Sejenak Alwen tak paham maksud ucapan ibunya, tapi ketika ibunya mengerling pada Alwen sebelum keluar, Alwen terbelalak. Dia benar-benar lupa, sungguh. Kemarin dia memaksa Kirion menjemput ke rumah pagi-pagi. Kirion paling malas bangun dan melakukan apa pun pagi-pagi, jadi perlu usaha keras untuk membuatnya mengatakan “iya”. Dan sekarang… Alwen menengok ke jendela, langit sudah sangat terang. Ya ampun, Kirion pasti marah.

Alwen bergegas ke kamar mandi. Bukan untuk mandi, tentu saja, hanya cuci muka dan menyikat gigi. Dan sedikit membasuh kedua lengan dan kaki. Setelahnya, cepat-cepat dia berganti pakaian. Oh, dan mengambil tas, tentu saja. Hari ini pelajaran Ilmu Bumi, jadi dia membawa buku-buku tentang itu, buku catatan, juga buku dongeng yang akan dia baca saat sedang bosan dengan pelajaran sekolah.

Setelah semuanya lengkap, Alwen memelesat ke dapur, mencomot setangkup roti isi dan meneriakkan bahwa dia berangkat. Tak usah pakai sepatu, pikirnya, karena itu merepotkan. Alwen memakai sandalnya dan keluar dari rumah dengan mulut menggigit roti serta tangan sibuk membetulkan ransel. Tepat di depan pintu, dia mendapati Kirion menatapnya dengan galak.

Rasanya waktu seperti berhenti sejenak, dan Alwen baru tersadar saat roti yang dia gigit terlepas. Untung saja dia berhasil menangkap sarapannya itu sebelum terjatuh ke tanah.

“Hai, Kirion,” sapanya, nyengir salah tingkah.

“Jadi,” Kirion bersedekap,”ini yang kaumaksud ‘pagi-pagi’ itu?”

“Hehehe....” Alwen meringis sembari menggaruk belakang kepalanya. Satu tangannya yang memegang roti bergerak perlahan ke depan mulut Kirion. “Mau roti isi?” ujarnya menawarkan.

Kirion melihat roti isi yang sudah digigit sudutnya itu, lalu memutar bola mata. Tanpa mengatakan apa pun, dia berbalik dan mulai berjalan dengan cepat.
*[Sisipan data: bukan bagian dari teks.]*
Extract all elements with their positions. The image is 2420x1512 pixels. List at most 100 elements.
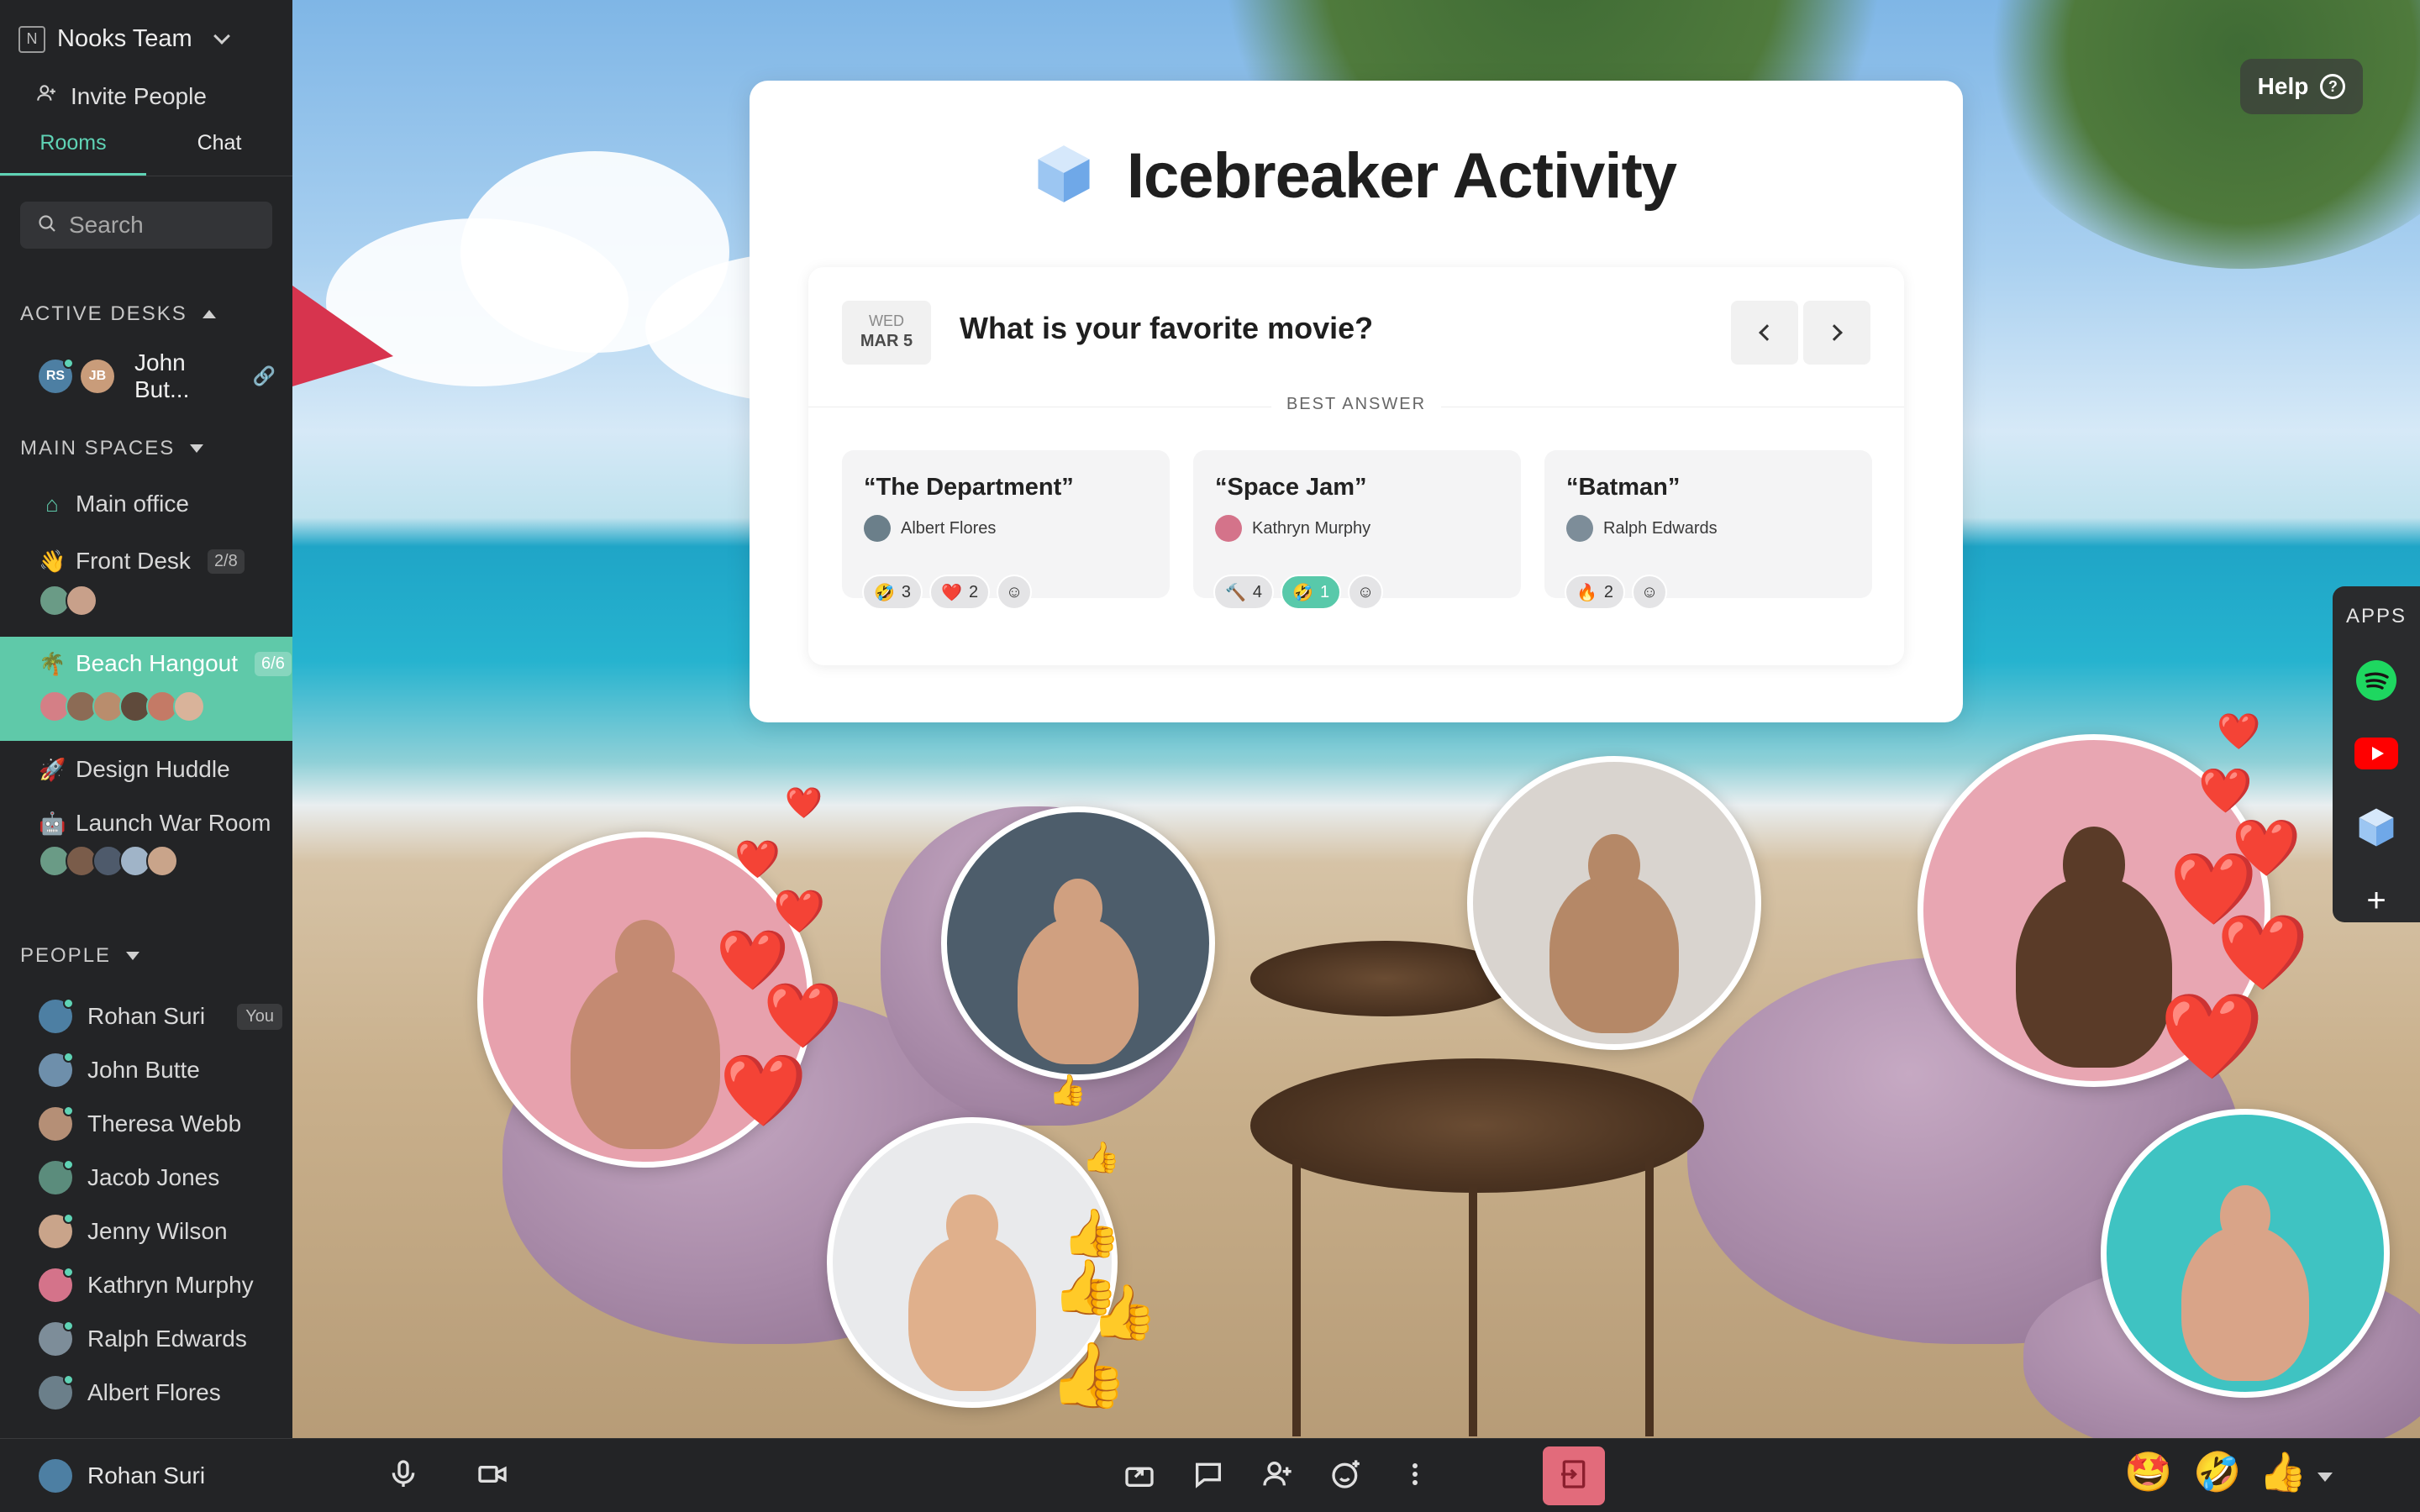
- room-avatars: [39, 845, 178, 877]
- video-bubble[interactable]: [2101, 1109, 2390, 1398]
- tab-rooms[interactable]: Rooms: [0, 126, 146, 176]
- answer-card[interactable]: “The Department” Albert Flores 🤣 3 ❤️ 2 ☺: [842, 450, 1170, 610]
- person-item[interactable]: John Butte: [39, 1043, 282, 1097]
- person-item[interactable]: Theresa Webb: [39, 1097, 282, 1151]
- reaction-chip[interactable]: 🔥 2: [1565, 575, 1626, 610]
- thumbs-up-reaction-icon: 👍: [1062, 1206, 1121, 1259]
- person-item[interactable]: Rohan Suri You: [39, 990, 282, 1043]
- answer-author: Albert Flores: [864, 515, 1148, 542]
- reaction-chip[interactable]: 🔨 4: [1213, 575, 1275, 610]
- person-name: Kathryn Murphy: [87, 1272, 254, 1298]
- people-section-toggle[interactable]: PEOPLE: [20, 944, 140, 968]
- search-input[interactable]: [69, 212, 254, 239]
- person-item[interactable]: Jenny Wilson: [39, 1205, 282, 1258]
- help-button[interactable]: Help ?: [2240, 59, 2363, 114]
- room-launch-war-room[interactable]: 🤖 Launch War Room: [0, 803, 292, 895]
- invite-to-room-button[interactable]: [1252, 1451, 1302, 1501]
- people-list: Rohan Suri You John Butte Theresa Webb J…: [39, 990, 282, 1420]
- add-reaction-button[interactable]: ☺: [1348, 575, 1384, 610]
- search-box[interactable]: [20, 202, 272, 249]
- heart-reaction-icon: ❤️: [773, 888, 826, 935]
- room-label: Launch War Room: [76, 810, 271, 836]
- help-circle-icon: ?: [2320, 74, 2346, 99]
- room-beach-hangout[interactable]: 🌴 Beach Hangout 6/6: [0, 637, 292, 741]
- video-bubble[interactable]: [1467, 756, 1761, 1050]
- thumbs-up-quick-reaction[interactable]: 👍: [2259, 1452, 2307, 1491]
- team-switcher[interactable]: N Nooks Team: [18, 25, 230, 53]
- spotify-icon[interactable]: [2354, 659, 2398, 702]
- room-label: Main office: [76, 491, 189, 517]
- person-item[interactable]: Ralph Edwards: [39, 1312, 282, 1366]
- reactions-button[interactable]: [1321, 1451, 1371, 1501]
- reaction-menu-chevron-icon[interactable]: [2317, 1473, 2333, 1482]
- add-app-plus-icon[interactable]: +: [2354, 879, 2398, 923]
- current-user[interactable]: Rohan Suri: [0, 1438, 292, 1512]
- share-screen-button[interactable]: [1114, 1451, 1165, 1501]
- microphone-button[interactable]: [378, 1451, 429, 1501]
- person-add-icon: [35, 82, 57, 110]
- rofl-quick-reaction[interactable]: 🤣: [2193, 1452, 2241, 1491]
- rocket-icon: 🚀: [39, 756, 66, 782]
- invite-people-button[interactable]: Invite People: [35, 82, 207, 110]
- help-label: Help: [2257, 73, 2309, 99]
- room-avatars: [39, 690, 205, 722]
- answer-card[interactable]: “Space Jam” Kathryn Murphy 🔨 4 🤣 1 ☺: [1193, 450, 1521, 610]
- person-item[interactable]: Kathryn Murphy: [39, 1258, 282, 1312]
- video-camera-icon: [476, 1457, 509, 1495]
- room-design-huddle[interactable]: 🚀 Design Huddle: [0, 746, 292, 796]
- reaction-count: 3: [901, 582, 912, 601]
- chat-button[interactable]: [1183, 1451, 1234, 1501]
- answer-card[interactable]: “Batman” Ralph Edwards 🔥 2 ☺: [1544, 450, 1872, 610]
- avatar: [1566, 515, 1593, 542]
- hammer-emoji-icon: 🔨: [1225, 583, 1246, 602]
- avatar: [173, 690, 205, 722]
- link-icon[interactable]: 🔗: [253, 365, 276, 387]
- palm-tree-icon: 🌴: [39, 650, 66, 676]
- main-spaces-heading: MAIN SPACES: [20, 437, 176, 459]
- wave-icon: 👋: [39, 548, 66, 574]
- team-logo: N: [18, 25, 45, 53]
- next-question-button[interactable]: [1803, 301, 1870, 365]
- heart-reaction-icon: ❤️: [2217, 711, 2261, 751]
- add-reaction-button[interactable]: ☺: [997, 575, 1033, 610]
- rofl-emoji-icon: 🤣: [1292, 583, 1313, 602]
- desk-item-label: John But...: [134, 349, 190, 402]
- camera-button[interactable]: [467, 1451, 518, 1501]
- video-bubble[interactable]: [941, 806, 1215, 1080]
- participant-video: [1549, 833, 1680, 1033]
- youtube-icon[interactable]: [2354, 732, 2398, 776]
- participant-video: [2181, 1185, 2309, 1381]
- best-answer-label: BEST ANSWER: [1270, 395, 1442, 413]
- reaction-count: 2: [968, 582, 979, 601]
- person-item[interactable]: Jacob Jones: [39, 1151, 282, 1205]
- avatar: [39, 1458, 72, 1493]
- reaction-chip[interactable]: 🤣 1: [1281, 575, 1342, 610]
- date-chip: WED MAR 5: [842, 301, 931, 365]
- search-icon: [37, 213, 57, 238]
- person-item[interactable]: Albert Flores: [39, 1366, 282, 1420]
- active-desks-section-toggle[interactable]: ACTIVE DESKS: [20, 302, 216, 326]
- room-label: Design Huddle: [76, 756, 230, 782]
- star-struck-quick-reaction[interactable]: 🤩: [2124, 1452, 2172, 1491]
- chevron-left-icon: [1759, 324, 1776, 341]
- answer-author-name: Albert Flores: [901, 518, 997, 538]
- leave-room-button[interactable]: [1543, 1446, 1605, 1505]
- room-main-office[interactable]: ⌂ Main office: [0, 479, 292, 529]
- person-add-icon: [1260, 1457, 1294, 1495]
- apps-title: APPS: [2345, 605, 2407, 627]
- reaction-chip[interactable]: 🤣 3: [862, 575, 923, 610]
- main-spaces-section-toggle[interactable]: MAIN SPACES: [20, 437, 204, 460]
- icebreaker-card: Icebreaker Activity WED MAR 5 What is yo…: [750, 81, 1963, 722]
- previous-question-button[interactable]: [1731, 301, 1798, 365]
- reaction-chip[interactable]: ❤️ 2: [929, 575, 991, 610]
- desk-item-john-butte[interactable]: RS JB John But... 🔗: [39, 349, 282, 403]
- icebreaker-icon[interactable]: [2354, 806, 2398, 849]
- room-front-desk[interactable]: 👋 Front Desk 2/8: [0, 538, 292, 630]
- collapse-triangle-icon: [190, 444, 204, 453]
- reaction-count: 2: [1603, 582, 1614, 601]
- rofl-emoji-icon: 🤣: [874, 583, 895, 602]
- add-reaction-button[interactable]: ☺: [1632, 575, 1668, 610]
- more-vertical-icon: [1398, 1457, 1432, 1495]
- more-options-button[interactable]: [1390, 1451, 1440, 1501]
- tab-chat[interactable]: Chat: [146, 126, 292, 176]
“Eh, tu-tunggu aku!” teriak Alwen, buru-buru mengejar Kirion. “Kirion, tungguuu,” rajuknya sembari berusaha menjajari langkah teman baiknya itu.

Kirion tidak peduli. Dia sudah berteman dengan Alwen sejak kecil. Bocah perempuan itu selalu saja berbuat sesuka hati, dan dia pintar sekali merajuk. Meskipun usia Kirion dua tahun di bawah Alwen, rasanya seperti justru Kirion sedang mengasuh anak berumur lima tahun. Kadang-kadang, saat kesal, dia akan mengabaikan Alwen. Seperti saat ini. Kirion berjalan cepat menuju sekolah. Meskipun di sampingnya Alwen terus berceloteh dan berusaha mengajaknya mengobrol, Kirion tidak peduli. Biar saja bocah perempuan itu bicara sendiri.
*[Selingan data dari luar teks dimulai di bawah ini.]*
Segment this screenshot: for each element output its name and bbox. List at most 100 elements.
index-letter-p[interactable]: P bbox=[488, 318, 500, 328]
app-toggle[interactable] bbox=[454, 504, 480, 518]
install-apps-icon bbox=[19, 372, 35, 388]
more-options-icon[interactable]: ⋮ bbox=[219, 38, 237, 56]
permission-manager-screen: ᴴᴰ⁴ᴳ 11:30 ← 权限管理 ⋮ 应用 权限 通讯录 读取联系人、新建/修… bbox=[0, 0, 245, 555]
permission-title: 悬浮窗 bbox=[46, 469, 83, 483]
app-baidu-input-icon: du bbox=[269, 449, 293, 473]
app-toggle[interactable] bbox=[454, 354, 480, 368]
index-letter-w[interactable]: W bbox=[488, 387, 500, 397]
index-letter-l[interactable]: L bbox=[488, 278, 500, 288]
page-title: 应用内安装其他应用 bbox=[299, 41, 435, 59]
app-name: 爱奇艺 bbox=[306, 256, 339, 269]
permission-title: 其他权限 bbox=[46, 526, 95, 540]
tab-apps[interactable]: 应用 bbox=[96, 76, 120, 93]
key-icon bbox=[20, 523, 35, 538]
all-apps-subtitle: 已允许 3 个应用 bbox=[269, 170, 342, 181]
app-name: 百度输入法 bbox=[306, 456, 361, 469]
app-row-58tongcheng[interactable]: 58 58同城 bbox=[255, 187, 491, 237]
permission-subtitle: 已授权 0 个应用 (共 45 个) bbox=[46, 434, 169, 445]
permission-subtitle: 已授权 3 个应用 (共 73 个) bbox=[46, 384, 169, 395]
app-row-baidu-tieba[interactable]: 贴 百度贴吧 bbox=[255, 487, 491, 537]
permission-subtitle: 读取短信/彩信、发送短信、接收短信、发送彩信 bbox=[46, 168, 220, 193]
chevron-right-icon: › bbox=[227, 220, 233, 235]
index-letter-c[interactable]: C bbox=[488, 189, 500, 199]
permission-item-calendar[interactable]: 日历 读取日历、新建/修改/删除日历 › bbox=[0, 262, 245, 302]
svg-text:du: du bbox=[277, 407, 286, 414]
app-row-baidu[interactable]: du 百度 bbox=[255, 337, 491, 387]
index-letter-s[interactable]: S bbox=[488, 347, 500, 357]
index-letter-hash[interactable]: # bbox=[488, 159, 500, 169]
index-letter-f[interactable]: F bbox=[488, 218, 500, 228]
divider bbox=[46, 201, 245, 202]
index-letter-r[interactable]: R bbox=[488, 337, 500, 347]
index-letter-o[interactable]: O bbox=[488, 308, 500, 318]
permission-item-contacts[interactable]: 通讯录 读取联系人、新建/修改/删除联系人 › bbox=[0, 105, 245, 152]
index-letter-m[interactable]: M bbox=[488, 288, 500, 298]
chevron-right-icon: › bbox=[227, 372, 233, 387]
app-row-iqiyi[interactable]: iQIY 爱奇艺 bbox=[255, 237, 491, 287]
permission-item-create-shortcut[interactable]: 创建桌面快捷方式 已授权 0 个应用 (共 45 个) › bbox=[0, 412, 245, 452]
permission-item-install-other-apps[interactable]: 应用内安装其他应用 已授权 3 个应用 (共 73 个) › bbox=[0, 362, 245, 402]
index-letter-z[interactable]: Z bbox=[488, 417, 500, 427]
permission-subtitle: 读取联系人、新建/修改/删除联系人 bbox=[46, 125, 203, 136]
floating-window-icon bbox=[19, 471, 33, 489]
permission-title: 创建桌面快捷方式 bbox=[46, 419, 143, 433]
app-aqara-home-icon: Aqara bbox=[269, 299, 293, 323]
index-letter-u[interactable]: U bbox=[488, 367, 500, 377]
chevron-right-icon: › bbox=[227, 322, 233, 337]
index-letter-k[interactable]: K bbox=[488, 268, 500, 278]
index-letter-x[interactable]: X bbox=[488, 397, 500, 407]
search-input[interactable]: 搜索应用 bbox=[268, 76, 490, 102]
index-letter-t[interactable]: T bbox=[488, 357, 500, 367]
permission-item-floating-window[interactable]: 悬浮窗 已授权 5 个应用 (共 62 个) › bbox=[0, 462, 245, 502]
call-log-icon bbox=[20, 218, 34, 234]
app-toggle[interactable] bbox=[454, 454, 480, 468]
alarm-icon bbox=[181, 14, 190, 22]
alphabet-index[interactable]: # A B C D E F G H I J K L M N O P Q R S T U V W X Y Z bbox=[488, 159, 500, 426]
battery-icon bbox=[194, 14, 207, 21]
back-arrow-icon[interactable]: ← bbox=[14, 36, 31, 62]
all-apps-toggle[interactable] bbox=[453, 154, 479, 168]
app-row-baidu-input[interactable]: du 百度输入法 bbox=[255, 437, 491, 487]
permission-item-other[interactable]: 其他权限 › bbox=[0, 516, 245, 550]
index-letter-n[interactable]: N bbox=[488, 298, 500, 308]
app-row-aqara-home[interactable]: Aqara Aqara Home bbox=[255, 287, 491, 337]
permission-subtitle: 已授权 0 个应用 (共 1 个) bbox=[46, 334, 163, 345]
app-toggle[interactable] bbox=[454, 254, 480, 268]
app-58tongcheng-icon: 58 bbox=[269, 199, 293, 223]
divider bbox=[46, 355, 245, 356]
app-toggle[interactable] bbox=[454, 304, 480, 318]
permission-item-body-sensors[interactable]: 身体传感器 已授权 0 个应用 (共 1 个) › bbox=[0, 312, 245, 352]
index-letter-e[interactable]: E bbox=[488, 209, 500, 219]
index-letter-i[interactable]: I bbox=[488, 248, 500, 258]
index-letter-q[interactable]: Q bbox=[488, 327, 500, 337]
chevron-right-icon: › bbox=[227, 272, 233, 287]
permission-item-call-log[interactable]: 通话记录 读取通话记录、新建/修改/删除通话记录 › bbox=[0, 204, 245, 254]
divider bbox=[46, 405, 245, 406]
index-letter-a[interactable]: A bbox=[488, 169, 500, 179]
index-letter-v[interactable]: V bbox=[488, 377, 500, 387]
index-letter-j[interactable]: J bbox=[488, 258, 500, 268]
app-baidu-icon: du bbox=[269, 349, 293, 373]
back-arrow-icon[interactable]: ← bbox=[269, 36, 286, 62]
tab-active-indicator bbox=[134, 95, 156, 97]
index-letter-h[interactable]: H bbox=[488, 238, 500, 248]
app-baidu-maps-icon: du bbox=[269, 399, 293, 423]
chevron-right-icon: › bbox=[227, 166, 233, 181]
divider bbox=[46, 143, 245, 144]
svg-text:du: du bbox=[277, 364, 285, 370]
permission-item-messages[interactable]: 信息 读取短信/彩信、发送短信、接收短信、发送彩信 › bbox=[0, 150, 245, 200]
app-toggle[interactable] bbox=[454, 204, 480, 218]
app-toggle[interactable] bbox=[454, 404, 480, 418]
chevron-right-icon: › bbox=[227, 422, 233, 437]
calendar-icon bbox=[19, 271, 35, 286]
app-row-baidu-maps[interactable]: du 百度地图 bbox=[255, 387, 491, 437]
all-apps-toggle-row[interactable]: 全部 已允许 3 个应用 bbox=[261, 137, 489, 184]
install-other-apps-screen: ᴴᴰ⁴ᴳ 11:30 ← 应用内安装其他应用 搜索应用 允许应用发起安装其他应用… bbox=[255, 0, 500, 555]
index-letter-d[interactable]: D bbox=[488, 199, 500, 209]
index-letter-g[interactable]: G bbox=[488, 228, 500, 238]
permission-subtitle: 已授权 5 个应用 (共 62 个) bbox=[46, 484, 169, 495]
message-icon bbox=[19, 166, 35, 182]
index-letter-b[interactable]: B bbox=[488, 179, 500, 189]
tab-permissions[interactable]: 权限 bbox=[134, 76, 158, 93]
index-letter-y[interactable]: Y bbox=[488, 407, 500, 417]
“Aduh!” pekik Alwen tiba-tiba.

Kirion sudah lama mengenal Alwen dan dia sangat tahu bahwa gadis itu benar-benar ceroboh. Jadi, saat mendengar Alwen memekik, refleks Kirion menoleh. Namun, itu sebuah kesalahan.
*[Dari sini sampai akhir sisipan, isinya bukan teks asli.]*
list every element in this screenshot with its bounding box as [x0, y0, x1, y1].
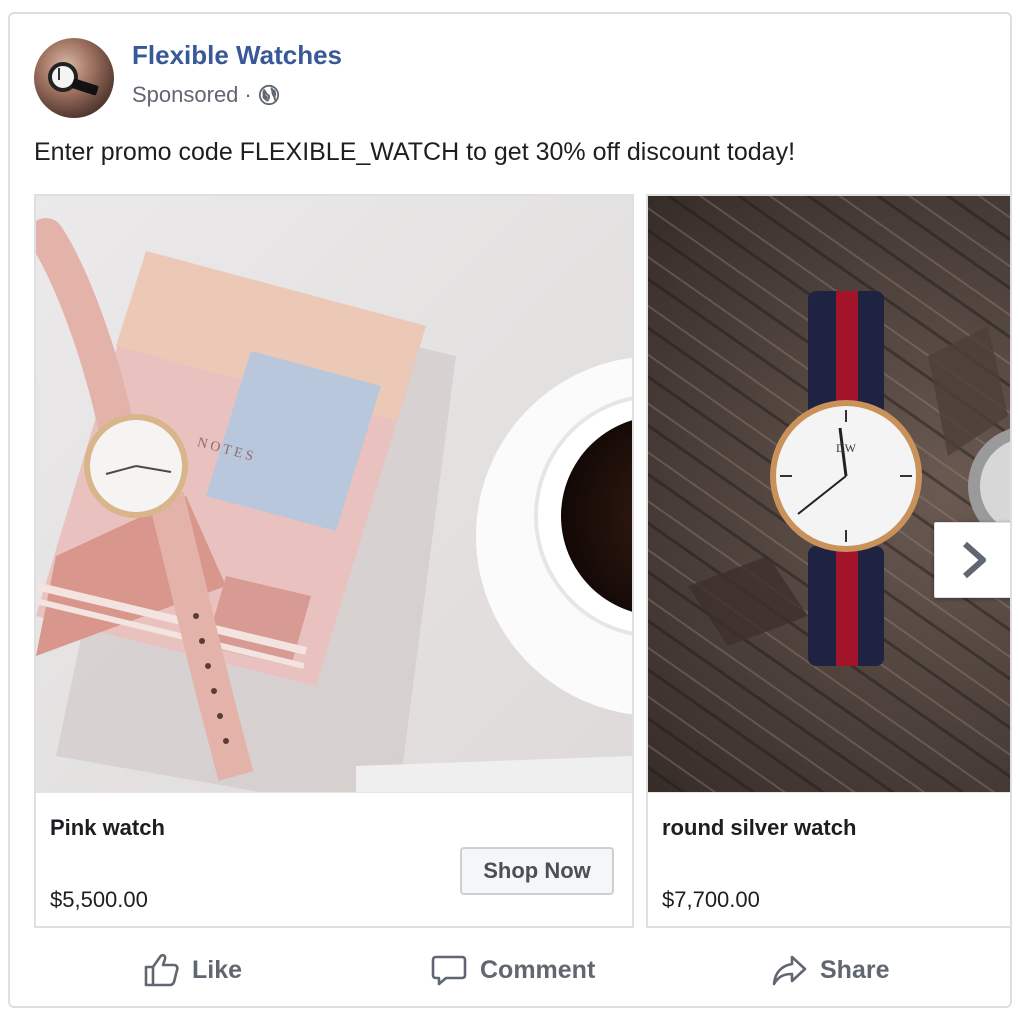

Alwen tersenyum lebar saat mendapati Kirion menoleh ke arahnya. “Akhirnya kau memedulikanku juga,” desahnya, lalu melahap potongan terakhir roti isinya. Dia menepuk-nepuk kedua tangannya untuk membersihkan remah-remah roti, kemudian berkacak pinggang. “Kirion memang teman terbaik!” serunya.

Melihat tingkah Alwen dan kepercayaan diri gadis itu, Kirion hanya memutar bola mata dan melengos. Cowok sepuluh tahun itu kembali mengabaikan Alwen sepanjang perjalanan ke sekolah.